İlk Derece Mahkemesi Kararının Özeti:
Mahkemece, toplanan deliller ve bilirkişi raporuna dayanılarak yazılı gerekçeyle davanın kabulüne karar verilmiştir.
İstinaf Başvurusu:
İlk Derece Mahkemesinin kararına karşı, davalı vekili istinaf başvurusunda bulunmuştur.
Bölge Adliye Mahkemesi Kararının Özeti:
Bölge Adliye Mahkemesince, davacının Toplu İş Sözleşmesinin hizmet zammı başlıklı 36. maddesine göre talepte bulunduğu, davacının öncesinde ikame ettiği davanın Yargıtay tarafından onanmasıyla davacının teknik personel vasfının sabit hale geldiği, onanarak kesinleşen dava dosyasında 31.12.2014 tarihine kadar hesaplama yapılmakla eldeki dosyada da yapılan hesaplamanın 01.01.2015 – 14.07.2019 tarihleri arasını içerdiği gerekçeleriyle davalı Bakanlığın istinaf başvurusunun Hukuk Muhakemeleri Kanunu'nun 353/1-b.1 maddesi gereğince esastan reddine karar verilmiştir.
Temyiz:
Kararı davalı vekili temyiz etmiştir.
Gerekçe:
1-Dosyadaki yazılara, delillerin takdirinde bir isabetsizlik bulunmamasına göre, davalının aşağıdaki bendin kapsamı dışında kalan temyiz itirazları yerinde görülmemiştir.
2-Taraflar arasında, davacının hizmet zammı alacak farkının bulunup bulunmadığı hususunda uyuşmazlık mevcuttur.

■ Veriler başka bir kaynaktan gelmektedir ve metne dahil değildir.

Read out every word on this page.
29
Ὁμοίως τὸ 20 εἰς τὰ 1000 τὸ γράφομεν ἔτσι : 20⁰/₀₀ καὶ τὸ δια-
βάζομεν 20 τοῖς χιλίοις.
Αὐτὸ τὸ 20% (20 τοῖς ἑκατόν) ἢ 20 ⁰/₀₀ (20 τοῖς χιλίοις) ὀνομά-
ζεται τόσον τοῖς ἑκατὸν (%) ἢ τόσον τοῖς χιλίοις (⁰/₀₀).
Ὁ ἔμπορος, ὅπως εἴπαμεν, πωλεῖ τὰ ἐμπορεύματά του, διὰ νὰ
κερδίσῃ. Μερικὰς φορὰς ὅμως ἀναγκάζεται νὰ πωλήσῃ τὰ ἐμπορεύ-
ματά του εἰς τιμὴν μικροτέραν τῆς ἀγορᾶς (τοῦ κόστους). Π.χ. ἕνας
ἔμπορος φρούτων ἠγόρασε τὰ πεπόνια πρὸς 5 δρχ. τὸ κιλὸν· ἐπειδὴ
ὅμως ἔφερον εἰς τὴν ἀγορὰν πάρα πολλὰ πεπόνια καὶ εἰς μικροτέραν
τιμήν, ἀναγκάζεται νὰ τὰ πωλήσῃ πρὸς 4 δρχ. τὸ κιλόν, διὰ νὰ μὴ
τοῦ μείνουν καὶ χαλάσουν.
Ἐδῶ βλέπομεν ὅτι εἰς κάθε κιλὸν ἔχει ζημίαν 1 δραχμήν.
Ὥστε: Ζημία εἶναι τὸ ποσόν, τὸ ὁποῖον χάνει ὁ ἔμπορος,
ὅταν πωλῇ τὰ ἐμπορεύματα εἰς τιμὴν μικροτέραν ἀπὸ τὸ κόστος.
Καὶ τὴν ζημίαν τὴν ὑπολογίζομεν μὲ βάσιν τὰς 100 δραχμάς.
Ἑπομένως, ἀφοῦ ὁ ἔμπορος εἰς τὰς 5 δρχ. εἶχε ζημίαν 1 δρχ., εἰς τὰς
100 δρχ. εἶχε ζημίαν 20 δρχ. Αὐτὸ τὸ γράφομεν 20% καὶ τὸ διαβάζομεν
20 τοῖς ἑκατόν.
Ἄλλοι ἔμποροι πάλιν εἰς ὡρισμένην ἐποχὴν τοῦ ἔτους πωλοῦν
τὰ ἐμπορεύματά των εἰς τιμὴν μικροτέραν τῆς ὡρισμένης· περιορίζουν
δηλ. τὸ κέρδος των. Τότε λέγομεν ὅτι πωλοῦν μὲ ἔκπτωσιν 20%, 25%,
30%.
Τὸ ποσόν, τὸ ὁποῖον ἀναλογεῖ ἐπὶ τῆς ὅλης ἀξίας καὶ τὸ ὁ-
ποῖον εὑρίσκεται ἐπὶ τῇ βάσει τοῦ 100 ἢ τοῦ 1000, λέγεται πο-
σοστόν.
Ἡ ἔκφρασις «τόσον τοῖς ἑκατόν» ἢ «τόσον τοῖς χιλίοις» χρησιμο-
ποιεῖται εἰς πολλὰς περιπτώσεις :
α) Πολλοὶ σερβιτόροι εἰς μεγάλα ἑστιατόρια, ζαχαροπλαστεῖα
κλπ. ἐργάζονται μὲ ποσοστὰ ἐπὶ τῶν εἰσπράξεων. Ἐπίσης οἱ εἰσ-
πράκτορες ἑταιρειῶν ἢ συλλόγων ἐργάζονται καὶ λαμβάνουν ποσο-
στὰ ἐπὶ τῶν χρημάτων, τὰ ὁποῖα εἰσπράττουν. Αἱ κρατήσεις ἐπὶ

Davalı işyerinde uygulanmakta olan 2015-2016 ve 2017-2018 yıllarını kapsayan toplu iş sözleşmelerinin davaya konu hizmet zammı başlıklı 36. maddesinde,
“ Bu Toplu İş Sözleşmesinin kapsamında bulunan teknik elemanlara kariyerlerinin karşılığı emsali memur personele ödenen iş güçlüğü, iş riski, temininde güçlük zammı ve özel hizmet zammı tutarı, hizmet zammı olarak ödenir.
Bu Toplu İş Sözleşmesinin kapsamında bulunan teknik elemanlar dışındaki işçilere; hiçbir ödemeyi etkilememek kaydıyla her ay çıplak ücretlerinin % 13’lük tutarı hizmet zammı olarak ödenir. ” hükmü yer almaktadır.
Somut uyuşmazlıkta davacı daha önce açmış olduğu dava ile 10.10.2014 - 31.12.2014 tarihleri arasında teknik personel olarak çalıştığını tespit ettirmiş ve bu dönem aralığına ilişkin hizmet zammı fark alacaklarını hüküm altına aldırmış, anılan karar Yargıtay (Kapatılan) 22. Hukuk Dairesi tarafından onanmak sureti ile kesinleşmiştir. Dosya içerisinde yer alan, davalı Bakanlık tarafından dosyaya ibraz edilen bilgi ve belgelere göre 01.01.2015 tarihinden dava tarihi olan 23.07.2019 tarihine kadar olan aralıkta da davacının teknik personel olarak çalıştığı anlaşıldığından davacının Toplu İş Sözleşmesinin 36. maddesinin 1. fıkrasına göre hizmet zammı almaya hak kazandığının tespiti doğru olmuştur.
Davacı 01.01.2015 tarihinden itibaren hizmet zammı fark alacaklarının ödenmediğini, Toplu İş Sözleşmesinin 36. maddesinin 1. fıkrasına göre ödeme yapılması gerekirken 2.fıkrasına göre ödeme yapıldığını iddia etmiş olup davalı tarafından davacıya ödenmesi gereken hakların ödendiği, kabule göre ise emsal memur seçiminin hatalı olduğu savunulmuştur. Uyuşmazlığın çözümü için “emsali memur” kavramının doğru anlaşılması ve emsal memur seçiminin uygun yapılması gerekmektedir.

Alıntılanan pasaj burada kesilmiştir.